Ella

61 4 0
                                    

Esa noche mi padrastro me pasó a buscar del trabajo. Ya saben que no lo soporto, pero cada tanto me pasaba a buscar, y a mí me convenía porque así no estaba esperando media hora el colectivo o no gastaba plata en el remís. En general, cuando viajábamos juntos en el auto, casi ni hablábamos. Capaz él me preguntaba cómo me había ido en el laburo o preguntas así, estúpidas y generales. Esa noche, de hecho, me hizo esa pregunta, yo contesté "Bien", y después nos quedamos en silencio.
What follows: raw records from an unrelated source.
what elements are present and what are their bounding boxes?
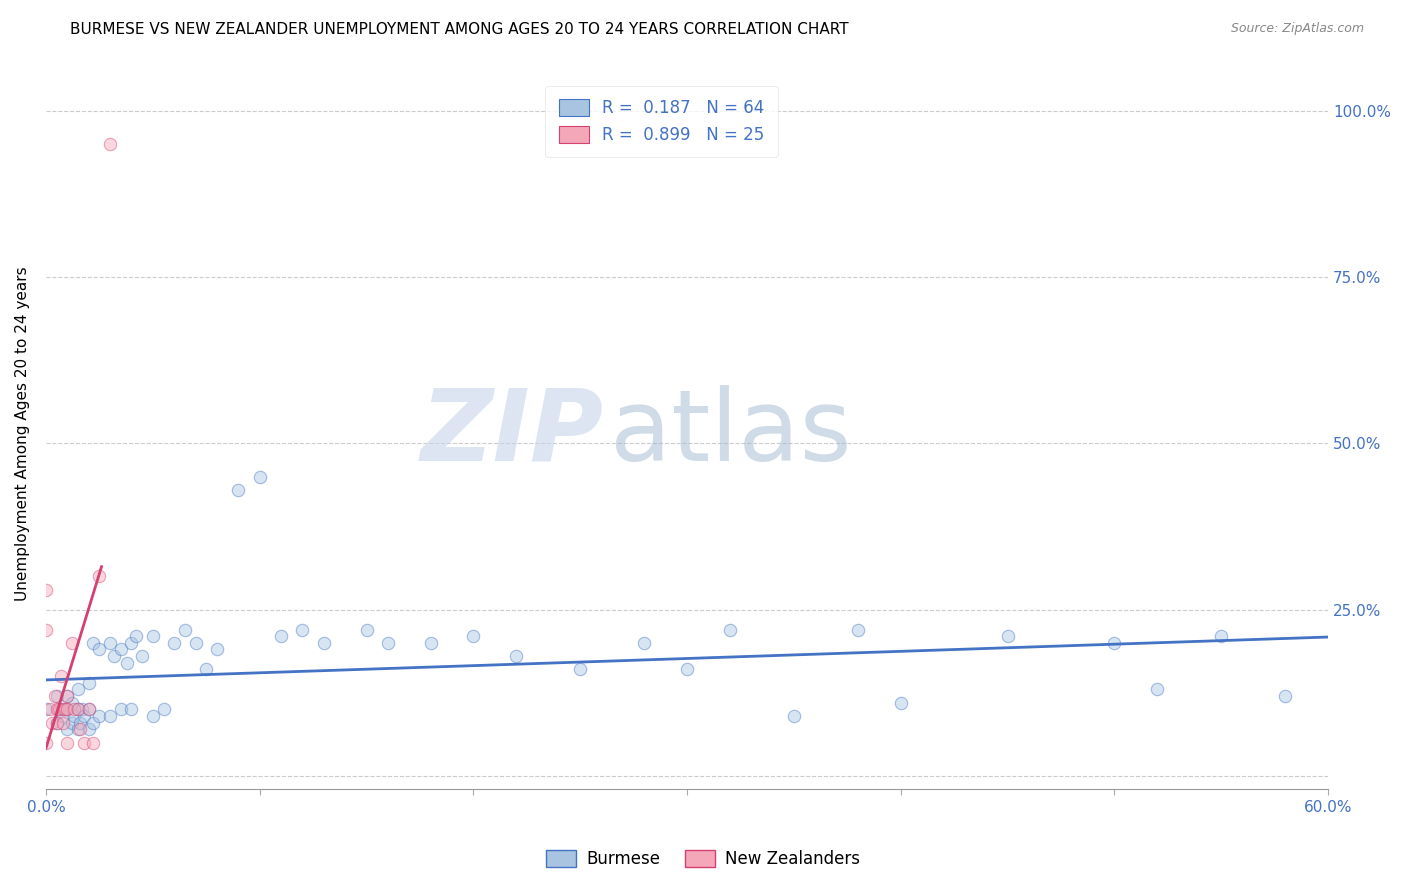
Point: [98, 136, 121, 151]
Point: [131, 649, 153, 664]
Point: [45, 715, 67, 730]
Text: Source: ZipAtlas.com: Source: ZipAtlas.com: [1230, 22, 1364, 36]
Point: [125, 629, 148, 643]
Point: [66, 702, 89, 716]
Text: atlas: atlas: [610, 384, 852, 482]
Point: [142, 709, 165, 723]
Point: [356, 623, 378, 637]
Point: [110, 642, 132, 657]
Text: ZIP: ZIP: [420, 384, 603, 482]
Point: [110, 702, 132, 716]
Point: [419, 636, 441, 650]
Point: [163, 636, 186, 650]
Point: [77, 702, 100, 716]
Point: [77, 702, 100, 716]
Point: [103, 649, 125, 664]
Point: [226, 483, 249, 497]
Point: [115, 656, 138, 670]
Point: [997, 629, 1019, 643]
Point: [270, 629, 292, 643]
Point: [56, 689, 79, 703]
Point: [890, 696, 912, 710]
Point: [60, 696, 83, 710]
Point: [69, 715, 91, 730]
Point: [52, 709, 75, 723]
Point: [377, 636, 399, 650]
Point: [77, 675, 100, 690]
Point: [142, 629, 165, 643]
Point: [291, 623, 314, 637]
Legend: Burmese, New Zealanders: Burmese, New Zealanders: [540, 843, 866, 875]
Point: [82, 715, 104, 730]
Point: [676, 662, 699, 676]
Point: [66, 682, 89, 697]
Point: [1274, 689, 1296, 703]
Point: [1211, 629, 1233, 643]
Point: [89, 569, 111, 583]
Point: [35, 582, 58, 597]
Point: [69, 723, 91, 737]
Point: [60, 636, 83, 650]
Point: [1146, 682, 1168, 697]
Point: [56, 735, 79, 749]
Point: [60, 715, 83, 730]
Point: [45, 715, 67, 730]
Point: [56, 689, 79, 703]
Point: [52, 702, 75, 716]
Point: [633, 636, 655, 650]
Point: [72, 702, 94, 716]
Point: [73, 735, 96, 749]
Point: [120, 636, 142, 650]
Point: [56, 723, 79, 737]
Point: [569, 662, 592, 676]
Point: [783, 709, 806, 723]
Point: [48, 702, 70, 716]
Point: [120, 702, 142, 716]
Point: [44, 689, 66, 703]
Point: [45, 702, 67, 716]
Point: [89, 709, 111, 723]
Point: [52, 715, 75, 730]
Point: [205, 642, 228, 657]
Point: [195, 662, 218, 676]
Text: BURMESE VS NEW ZEALANDER UNEMPLOYMENT AMONG AGES 20 TO 24 YEARS CORRELATION CHAR: BURMESE VS NEW ZEALANDER UNEMPLOYMENT AM…: [70, 22, 849, 37]
Y-axis label: Unemployment Among Ages 20 to 24 years: Unemployment Among Ages 20 to 24 years: [15, 266, 30, 600]
Point: [62, 709, 84, 723]
Point: [66, 723, 89, 737]
Point: [463, 629, 485, 643]
Point: [62, 702, 84, 716]
Point: [35, 623, 58, 637]
Point: [505, 649, 527, 664]
Point: [49, 669, 72, 683]
Point: [249, 469, 271, 483]
Point: [184, 636, 207, 650]
Point: [98, 636, 121, 650]
Point: [152, 702, 174, 716]
Point: [312, 636, 335, 650]
Point: [98, 709, 121, 723]
Point: [35, 702, 58, 716]
Point: [73, 709, 96, 723]
Legend: R =  0.187   N = 64, R =  0.899   N = 25: R = 0.187 N = 64, R = 0.899 N = 25: [546, 86, 778, 157]
Point: [41, 715, 63, 730]
Point: [45, 689, 67, 703]
Point: [49, 702, 72, 716]
Point: [846, 623, 869, 637]
Point: [82, 735, 104, 749]
Point: [718, 623, 741, 637]
Point: [89, 642, 111, 657]
Point: [56, 702, 79, 716]
Point: [39, 702, 62, 716]
Point: [82, 636, 104, 650]
Point: [35, 735, 58, 749]
Point: [56, 702, 79, 716]
Point: [77, 723, 100, 737]
Point: [53, 702, 76, 716]
Point: [66, 702, 89, 716]
Point: [173, 623, 195, 637]
Point: [1104, 636, 1126, 650]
Después de eso no me acuerdo más. O no me acordaba más, hasta que recuperé ese recuerdo, ese recuerdo borroso.

Me desperté en esa habitación vieja, asquerosa y poca iluminada. Miré a mi alrededor una y otra vez, tratando de entender dónde estaba y qué hacía ahí. Escuchaba las voces de dos personas. Me pareció que una de esas voces la conocía de algún lado, pero estaba demasiado adormilada y perdida como para reconocerte de inmediato.

El tipo ese, el "Jefe", como vos lo llamabas, siempre tenía la cara tapada con el pasamontañas, pero sí podía ver sus ojos, y sentía que me miraba con... Bueno, no sabría decirlo, pero su mirada me daba asco, y no quería que me mirase. Tampoco quería que me hablase, pero se me acercaba y me hablaba al oído. Me decía que todo iba a estar "bien", siempre y cuando me portara "bien". No sé qué entendía él por comportarse bien en esa situación. Pero me ponía nerviosa que me hablase. Tenía miedo... Tenía mucho miedo de que... De que se le ocurriera tocarme.

Y todo se me pasaba, todas las preocupaciones, todos los miedos desaparecían cuando vos estabas cerca de mí. La primera vez que te vi, no podía creer que fueras vos. Creo que estábamos solos y vos no tenías la cara tapada. Se me paró el corazón cuando te vi, estoy segura. "¿Gian?" quise decir, pero como tenía la boca tapada con un pañuelo, no se me entendió. Pero vos dijiste "Sí", sin intención de ocultarte. Estabas de pie, apoyado contra la pared, fumando un porro. Tenías la cara enrojecida y la mirada perdida.

Hice más ruidos para que vos me sacaras el pañuelo. Y al parecer entendiste mi intención. Miraste para todos lados, como para comprobar que no hubiera nadie más, te acercaste a mí y me bajaste el pañuelo, todo sin mirarme.

—Gian, ¿qué hacés acá? ¿Qué está pasando? —te pregunté, pero no contestaste. Seguiste fumando—. Gian, ¿vos sos...? ¿Sos parte de esto?

Asentiste.

—¿Pero qué...? ¿Por qué?

Te encogiste de hombros.

—De algo tengo que vivir —dijiste. Fruncí el ceño y bajé la mirada. No podía creerlo. Se me pasó por la cabeza que todo no fuera más que un sueño, una pesadilla. Pero todo se veía muy real para ser un producto de mi imaginación.

—¿Cómo terminaste acá? —me di cuenta de que mis ojos estaban lagrimeando. Él me miró pero desvió la mirada enseguida.

—La vida, qué sé yo.

Se me pasaron muchas cosas por la cabeza. Y tenía mucho que procesar. No sabía cómo seguir esa conversación, tenía que elegir entre muchas cosas para decir y muchas para preguntar.

—¿Me estás mostrando la cara? —te pregunté. Te encogiste de hombros de nuevo.

—Podés denunciarme cuando esto termine —dijiste—. Ya no me importa.

Nunca te había visto así. Estaba acostumbrada a verte fumar; cuando salíamos, vos solías fumar. Pero nunca tantos porros seguidos. Y esta vez te veías tan... perdido, tan en otra, tan ido... Como si no estuvieras bien, como si no fueras del todo consciente de lo que hacías o decías.

—Dejá de fumar, Gian —te dije—. Te hace mal.

Te encogiste de hombros una vez más.

—Ya lo sé —contestaste—. Pero a mí me hace bien. Me hace pasar bien el rato. Me hace pasar bien los últimos días.